Women in Science - Jennifer Adkins

Women in Science - Jennifer Adkins

Highlighting and sharing the work of dedicated female scientists is an important part of opening the STEM fields to young girls. To do our part at Edwards Aquifer Authority, we are starting a year-long series entitled Women in Science. Each month, we will interview some of the amazing female scientists that call the EAA home and post it on our blog.

Edwards Aquifer Authority’s first Women in Science spotlight is on hydrogeologist Jennifer Adkins. While working on a research project for her master’s degree, she fell in love with the Edwards Aquifer. A graduate of the University of Arkansas, Jennifer did her master’s internship with the EAA. Adkins earned her bachelor’s and master’s degree in geology with a master’s focus on karst hydrogeology.

Almost four years after she started out as an environmental coordinator, Adkins is now a lead geologist for the geology assessment team. Jennifer’s recent promotion to hydrogeologist made her the first female hydrogeologist in the EAA’s 21-year history. She is currently working on the Interformational Flow Investigation. She and other scientists at the EAA are studying the interformational flow of water between the Edwards Aquifer and the Trinity Aquifer. Their research will help the EAA better understand the connection between the two aquifers. This will reduce uncertainty about the amount of water the two aquifers share across the region.

As a lead geologist, Jennifer is in the field collecting routine samples, doing geology surveys, and gathering data to insure the aquifer, our area’s largest water supply, remains protected. Geology was a natural choice for Jennifer. Throughout her childhood, Adkins always loved rocks. “As soon as I found out geology was a thing, I knew it was the right thing for me,” said Jennifer. Studying rocks in middle school led to an introductory geology course at the University of Arkansas and from there she was hooked. Even better, studying rocks meant that she could be outside which is another love of Adkin’s. In fact, during her free time she enjoys things like caving, hiking, teaching scouts to rock climb and spending time with her family outdoors.

One of the difficulties that arise from being a woman in science, she says, is that it is hard to get heard. In a field where the majority of her colleagues are men, there are times her voice gets lost in the crowd. When dealing with the public she struggles to convince people that she is competent and has a background in geology. Thankfully, the EAA appreciates her skills and knowledge and she is not discredited because she is a woman. Jennifer feels like her greatest accomplishment as a scientist has happened right here at the EAA. Her recent promotion to hydrogeologist puts her where she wants to be in her career. While Jennifer is published, she hopes to see many more publications with her name on them based on the research she is doing in the Edwards Aquifer.

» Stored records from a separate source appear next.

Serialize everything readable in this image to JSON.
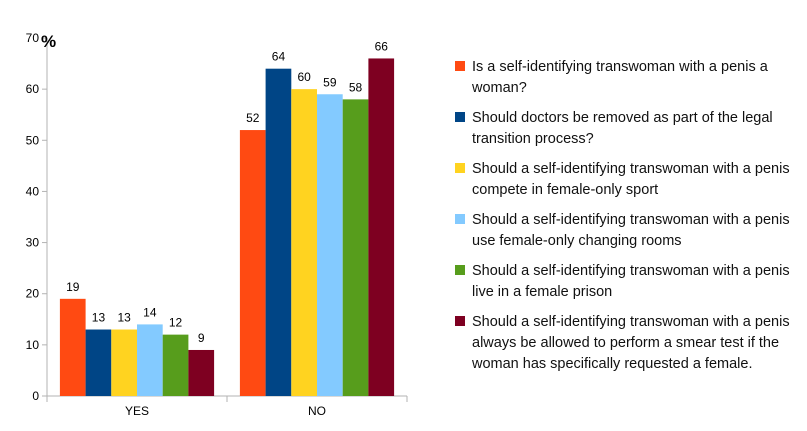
{
  "chart_data": {
    "type": "bar",
    "title": "",
    "ylabel": "%",
    "xlabel": "",
    "ylim": [
      0,
      70
    ],
    "ytick_step": 10,
    "grid": false,
    "legend_position": "right",
    "categories": [
      "YES",
      "NO"
    ],
    "series": [
      {
        "name": "Is a self-identifying transwoman with a penis a woman?",
        "color": "#ff4a12",
        "values": [
          19,
          52
        ]
      },
      {
        "name": "Should doctors be removed as part of the legal transition process?",
        "color": "#004586",
        "values": [
          13,
          64
        ]
      },
      {
        "name": "Should a self-identifying transwoman with a penis compete in female-only sport",
        "color": "#ffd320",
        "values": [
          13,
          60
        ]
      },
      {
        "name": "Should a self-identifying transwoman with a penis use female-only changing rooms",
        "color": "#83caff",
        "values": [
          14,
          59
        ]
      },
      {
        "name": "Should a self-identifying transwoman with a penis live in a female prison",
        "color": "#579d1c",
        "values": [
          12,
          58
        ]
      },
      {
        "name": "Should a self-identifying transwoman with a penis always be allowed to perform a smear test if the woman has specifically requested a female.",
        "color": "#7e0021",
        "values": [
          9,
          66
        ]
      }
    ]
  }
}
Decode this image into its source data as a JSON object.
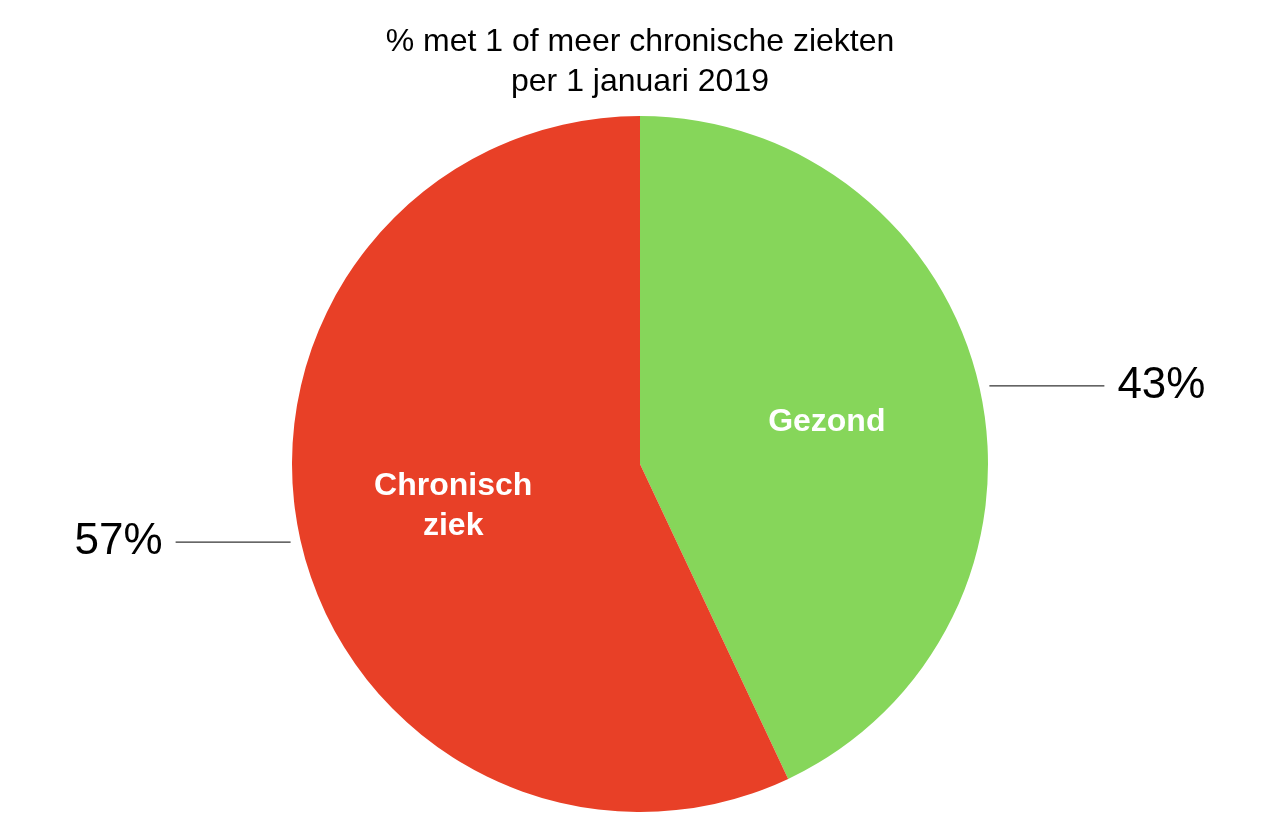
{
  "chart_data": {
    "type": "pie",
    "title": "% met 1 of meer chronische ziekten\nper 1 januari 2019",
    "categories": [
      "Gezond",
      "Chronisch ziek"
    ],
    "values": [
      43,
      57
    ],
    "colors": [
      "#86d65a",
      "#e84027"
    ],
    "value_labels": [
      "43%",
      "57%"
    ],
    "legend": false
  }
}
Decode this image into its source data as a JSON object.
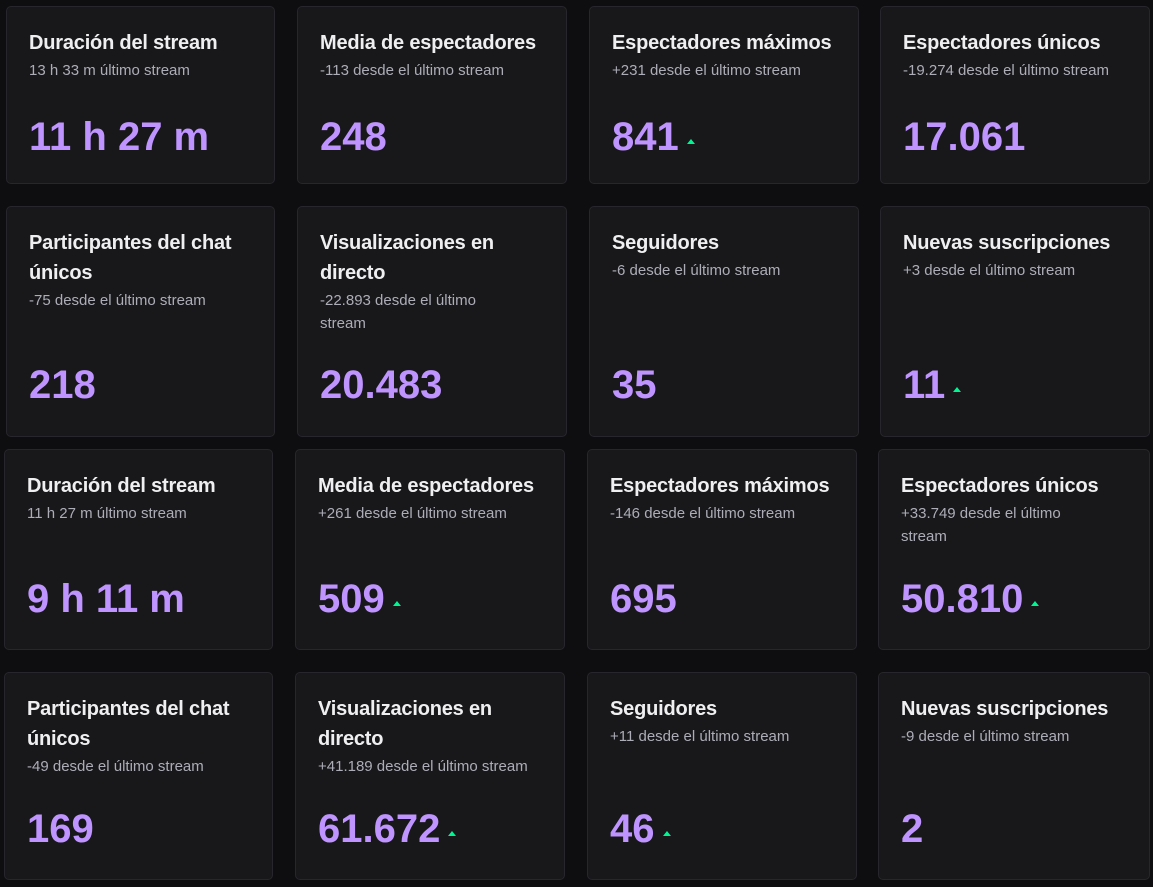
{
  "colors": {
    "background": "#0e0e10",
    "card_background": "#18181b",
    "title": "#efeff1",
    "delta": "#adadb8",
    "value": "#bf94ff",
    "trend_up": "#00f593"
  },
  "streams": [
    {
      "cards": [
        {
          "title": "Duración del stream",
          "delta": "13 h 33 m último stream",
          "value": "11 h 27 m",
          "trend": "none"
        },
        {
          "title": "Media de espectadores",
          "delta": "-113 desde el último stream",
          "value": "248",
          "trend": "none"
        },
        {
          "title": "Espectadores máximos",
          "delta": "+231 desde el último stream",
          "value": "841",
          "trend": "up"
        },
        {
          "title": "Espectadores únicos",
          "delta": "-19.274 desde el último stream",
          "value": "17.061",
          "trend": "none"
        },
        {
          "title": "Participantes del chat únicos",
          "delta": "-75 desde el último stream",
          "value": "218",
          "trend": "none"
        },
        {
          "title": "Visualizaciones en directo",
          "delta": "-22.893 desde el último stream",
          "value": "20.483",
          "trend": "none"
        },
        {
          "title": "Seguidores",
          "delta": "-6 desde el último stream",
          "value": "35",
          "trend": "none"
        },
        {
          "title": "Nuevas suscripciones",
          "delta": "+3 desde el último stream",
          "value": "11",
          "trend": "up"
        }
      ]
    },
    {
      "cards": [
        {
          "title": "Duración del stream",
          "delta": "11 h 27 m último stream",
          "value": "9 h 11 m",
          "trend": "none"
        },
        {
          "title": "Media de espectadores",
          "delta": "+261 desde el último stream",
          "value": "509",
          "trend": "up"
        },
        {
          "title": "Espectadores máximos",
          "delta": "-146 desde el último stream",
          "value": "695",
          "trend": "none"
        },
        {
          "title": "Espectadores únicos",
          "delta": "+33.749 desde el último stream",
          "value": "50.810",
          "trend": "up"
        },
        {
          "title": "Participantes del chat únicos",
          "delta": "-49 desde el último stream",
          "value": "169",
          "trend": "none"
        },
        {
          "title": "Visualizaciones en directo",
          "delta": "+41.189 desde el último stream",
          "value": "61.672",
          "trend": "up"
        },
        {
          "title": "Seguidores",
          "delta": "+11 desde el último stream",
          "value": "46",
          "trend": "up"
        },
        {
          "title": "Nuevas suscripciones",
          "delta": "-9 desde el último stream",
          "value": "2",
          "trend": "none"
        }
      ]
    }
  ]
}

When asked how we go about getting more young women into scientific fields, Adkins stated that girls need to see more strong women in the field through STEM events. Another suggestion she had was to encourage female scientists to act as role models for young students. While that seems cliché, having a female scientist for a young girl to look up to can help reverse the stigma that math and sciences are for boys. The best piece of advice Adkins has been given, and the one piece of advice she would give others studying science, is to do what you are passionate about. Love the science you do and you will make a difference.